BA, History (Magna Cum Laude), University of Houston, 2018
BFA, Painting (Magna Cum Laude), University of Houston, 2018

Biography:

“My dissertation illustrates the limits of United States Manifest Destiny by recounting the intertwined histories of Yucatán & Texas in the first half of the 19th century. Both shared similarities in their isolation from the Mexican heartland, economic potential, and separatist tendencies. In 1835, Yucatán’s government, like that of other Mexican states, provided resources and troops to halt Texas’s revolution, recruiting indigenous Maya in particular. After narrowly achieving secession, Texans then allocated resources towards Yucatecans’ own secession efforts. After nearly a decade, the U.S.’s eventual annexation of Texas in 1845 necessitated the unprecedented U.S.-Mexico War (1846-1848) between the neighboring republics. During this, Yucatán defiantly took a neutral stance but wouldn’t emerge unscathed as it helped spark the decades-long Caste War between white Yucatecos and the disenfranchised Maya majority. Yucatan’s government framed the conflict as genocidal and offered its sovereignty to the U.S. in 1848 in exchange for military intervention. The U.S. Congress closely considered the matter but ultimately declined. In the wake of this, As Yucatecan society delve into further chaos and the U.S. military withdrew from Mexico, some unauthorized military forces organized to attempt a filibustering campaign on the peninsula.

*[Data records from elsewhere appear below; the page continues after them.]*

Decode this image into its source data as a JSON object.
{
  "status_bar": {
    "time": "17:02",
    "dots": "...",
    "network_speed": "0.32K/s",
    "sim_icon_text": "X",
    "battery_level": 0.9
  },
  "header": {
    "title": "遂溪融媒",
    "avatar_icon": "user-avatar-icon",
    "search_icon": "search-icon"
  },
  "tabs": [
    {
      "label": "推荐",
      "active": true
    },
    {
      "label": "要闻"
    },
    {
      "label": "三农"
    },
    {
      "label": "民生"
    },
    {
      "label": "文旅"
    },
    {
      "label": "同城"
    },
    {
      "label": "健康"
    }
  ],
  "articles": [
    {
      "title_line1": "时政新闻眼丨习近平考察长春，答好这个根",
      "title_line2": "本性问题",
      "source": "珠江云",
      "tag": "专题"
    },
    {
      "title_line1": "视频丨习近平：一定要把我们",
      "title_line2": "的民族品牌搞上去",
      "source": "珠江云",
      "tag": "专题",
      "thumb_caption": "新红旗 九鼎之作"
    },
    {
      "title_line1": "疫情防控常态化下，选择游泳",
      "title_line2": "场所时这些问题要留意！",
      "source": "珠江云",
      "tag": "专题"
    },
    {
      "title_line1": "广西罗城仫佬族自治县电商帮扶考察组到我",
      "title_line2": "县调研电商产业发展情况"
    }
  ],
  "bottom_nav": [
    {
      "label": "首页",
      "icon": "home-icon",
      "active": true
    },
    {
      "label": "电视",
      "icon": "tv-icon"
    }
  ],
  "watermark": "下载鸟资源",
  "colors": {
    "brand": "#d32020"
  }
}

However, the few enlistees sent to turn the tides against the Maya weren’t enough and the peninsula’s government steadily surrendered to receiving assistance from Mexico City now that the U.S. invasion was over and funds from the treaty could help Mexico cut its losses by addressing internal divisions. Nevertheless, the development of an extrajudicial expedition to smuggle possession of Yucatán to the U.S. was a harbinger for the proliferation of the filibustering phenomenon that targeted Cuba and Nicaragua in the decade leading up to the Civil War. Although histories of U.S. expansionism rarely mention Yucatán, my study frames Yucatán’s trajectory as a counterpoint to that of Texas by exploring why, despite Yucatán’s strategic advantages, it was not annexed by the U.S. It also reveals the previously unacknowledged role that Texas played in the fate of Yucatán.”